Digital Transformation • May 6, 2020

3 Cultural Factors to Consider During a Digital Transformation

iBase-t Experts

3 Cultural Factors to Consider During a Digital Transformation

Most discussion about digital transformation is focused on the systems involved: The software, the hardware, and the processes that must be changed to enable the digital enterprise. Much focus is invested in the need to unify Information Technology (IT) with operations technologies (OT) yet often the biggest challenge is getting employees to think differently to embrace change. As you evaluate your digital transformation journey, this article will present three cultural factors to consider that will help improve employee adoption and accelerate the timeframe for implementing change at your organization.

Earlier this year when we were all attending in-person events, ARC Advisory Group hosted their annual industry forum where this topic was presented.
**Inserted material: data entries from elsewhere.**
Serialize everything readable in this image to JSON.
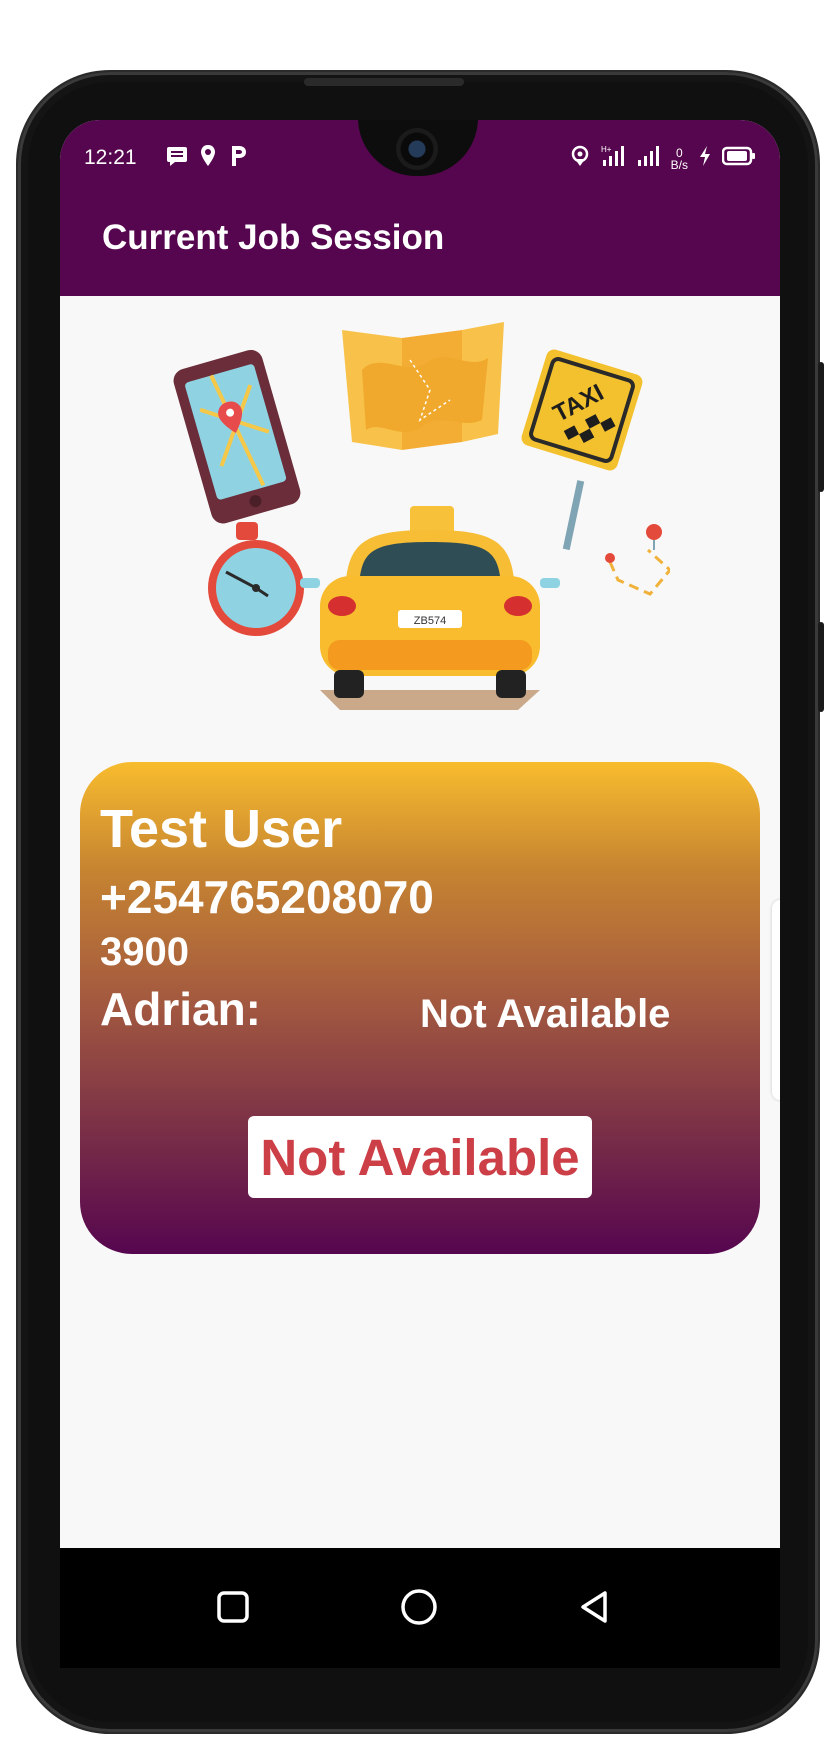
{
  "status_bar": {
    "time": "12:21",
    "left_icons": [
      "message-icon",
      "location-pin-icon",
      "p-icon"
    ],
    "right_icons": [
      "location-icon",
      "signal-icon",
      "signal-icon",
      "data-speed-icon",
      "charging-icon",
      "battery-icon"
    ],
    "data_speed": {
      "value": "0",
      "unit": "B/s"
    }
  },
  "app_bar": {
    "title": "Current Job  Session",
    "color": "#56064f"
  },
  "illustration": {
    "name": "taxi-illustration",
    "taxi_sign_text": "TAXI",
    "plate_text": "ZB574"
  },
  "job_card": {
    "customer_name": "Test User",
    "customer_phone": "+254765208070",
    "fare": "3900",
    "driver_label": "Adrian:",
    "driver_status": "Not Available",
    "action_button_label": "Not Available",
    "gradient": [
      "#f8bc2e",
      "#56064f"
    ],
    "button_text_color": "#cc3f47"
  },
  "nav_bar": {
    "items": [
      "recents-icon",
      "home-icon",
      "back-icon"
    ]
  }
}
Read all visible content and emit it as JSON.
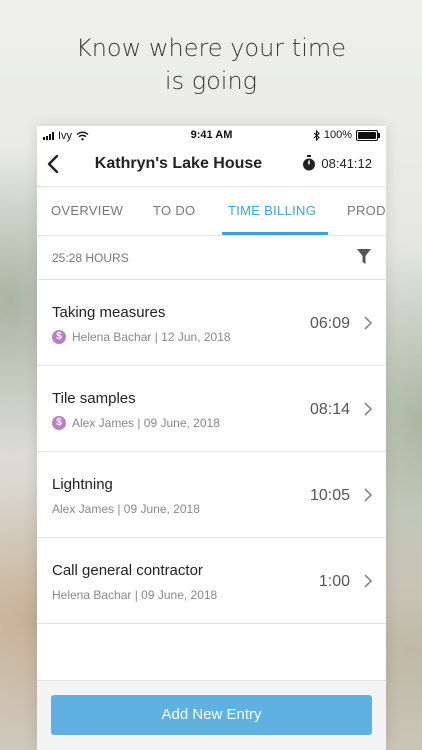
{
  "headline": {
    "line1": "Know where your time",
    "line2": "is going"
  },
  "status_bar": {
    "carrier": "Ivy",
    "time": "9:41 AM",
    "battery": "100%"
  },
  "nav": {
    "title": "Kathryn's Lake House",
    "timer": "08:41:12"
  },
  "tabs": [
    "OVERVIEW",
    "TO DO",
    "TIME BILLING",
    "PRODU"
  ],
  "active_tab": "TIME BILLING",
  "summary": {
    "hours": "25:28 HOURS"
  },
  "entries": [
    {
      "title": "Taking measures",
      "billable": true,
      "billable_icon_text": "$",
      "meta": "Helena Bachar | 12 Jun, 2018",
      "duration": "06:09"
    },
    {
      "title": "Tile samples",
      "billable": true,
      "billable_icon_text": "$",
      "meta": "Alex James | 09 June, 2018",
      "duration": "08:14"
    },
    {
      "title": "Lightning",
      "billable": false,
      "meta": "Alex James | 09 June, 2018",
      "duration": "10:05"
    },
    {
      "title": "Call general contractor",
      "billable": false,
      "meta": "Helena Bachar | 09 June, 2018",
      "duration": "1:00"
    }
  ],
  "footer": {
    "add_button": "Add New Entry"
  },
  "colors": {
    "accent": "#3fa3d6",
    "button": "#5eb1e0",
    "billable_badge": "#b97fc9"
  },
  "icons": [
    "signal-icon",
    "wifi-icon",
    "bluetooth-icon",
    "battery-icon",
    "back-chevron-icon",
    "stopwatch-icon",
    "filter-icon",
    "billable-dollar-icon",
    "chevron-right-icon"
  ]
}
Paul Miller pointed out in a recent article based on observations from that event how the cultural divide is just as important to traverse as any systems disconnect between IT and OT.

The larger the company, the greater the challenge. With so many functional silos spread out over geographical regions, there is little understanding or collaboration between IT departments and operations. Consequently, they tend to interact poorly when forced to do so as part of strategic digitalization initiatives ordered by management. IT, for example, might be asked to select a new tool to be used by both the IT group and operations. But without adequate collaboration, IT may face an uphill battle trying to achieve broad adoption of that tool.

This article Why is Industrial Transformation so Difficult? provides further insights into the challenges associated with digital transformation.

Here are three cultural factors to consider that might help to streamline your digital transformation program.

1. Establish a Common Language

Cultural transformation starts with a common language. Given the amount of change that your organization will be subject to, it makes sense to think about a new language to describe how your “new” organization will operate and be measured for success.

This is not suggesting that a whole new set of terms and phrases must be made up. Rather, be aware as you discuss new programs and what will be involved with the implementation, to consider modifying traditional terms, borrowing from across the organization, or even coming up with a couple of new ones. What is important is for employees to see that one group is not necessarily calling all the shots. Instead, the company is going through a change and everyone is impacted. This philosophy will help to avoid turf battles and open new possibilities for how to overcome new challenges in different ways.

2. Create Cross-Functional Teams

While it may seem like extra work, the establishment of new teams with representatives from across all departments in the company will go a long way to gaining acceptance of the findings and recommendations necessary for the new culture that will emerge. This activity can open the door to IT and operations finding common ground and set of terminology.

From there, each can put more time into learning the intricacies of the other’s domain. These new joint teams can then be able to institute innovation from the group of members with the responsibility to build tools and platforms to move forward the digital migration. The mutual trust engendered by a cohesive culture will have greater success in bringing together the necessary level of cooperation, starting by breaking down any silos that may exist. The domain knowledge resident in each group will be shared to enable them to partner more effectively to solve the business and operational challenges the organization faces.

3. Set New Expectations

It is not common for past misunderstandings to linger, contributing to faulty perceptions about a “rival” group over time. Each side has a perception of how “other” departments operate. This can bring about a lack of trust in their actions. It can go as far as each side has no idea how the other operates in the real world, what it does, or the technologies and disciplines involved.

After all, the world of IT is quite different in many ways from OT. What works well when deploying desktop software throughout the enterprise may not have broad applicability on the roll-out of software on the factory floor. Each party, therefore, needs to be willing to take the time to understand how things function on the other side of the table. Without the attainment of mutual understanding, any assumptions made should be regarded with suspicion. Such assumptions may well lie behind earlier breakdowns when IT/OT meetings descended into recriminations and finger-pointing.

Despite the current downturn in production, now represents an important time for digital transformation programs to continue forward. Now is an opportunity to bring cultural dissonance to the surface – a new common challenge must be overcome by all. There is nothing like a common enemy to bring unlikely alliances together.

Now is a good time to begin the process of bringing IT and OT together to discuss and resolve differences in approach, technology, and terminology. Training and education programs can be started that can set the stage for much faster digital transformation when budgets are back in place to order the systems and software that is an integral part of the digital enterprise.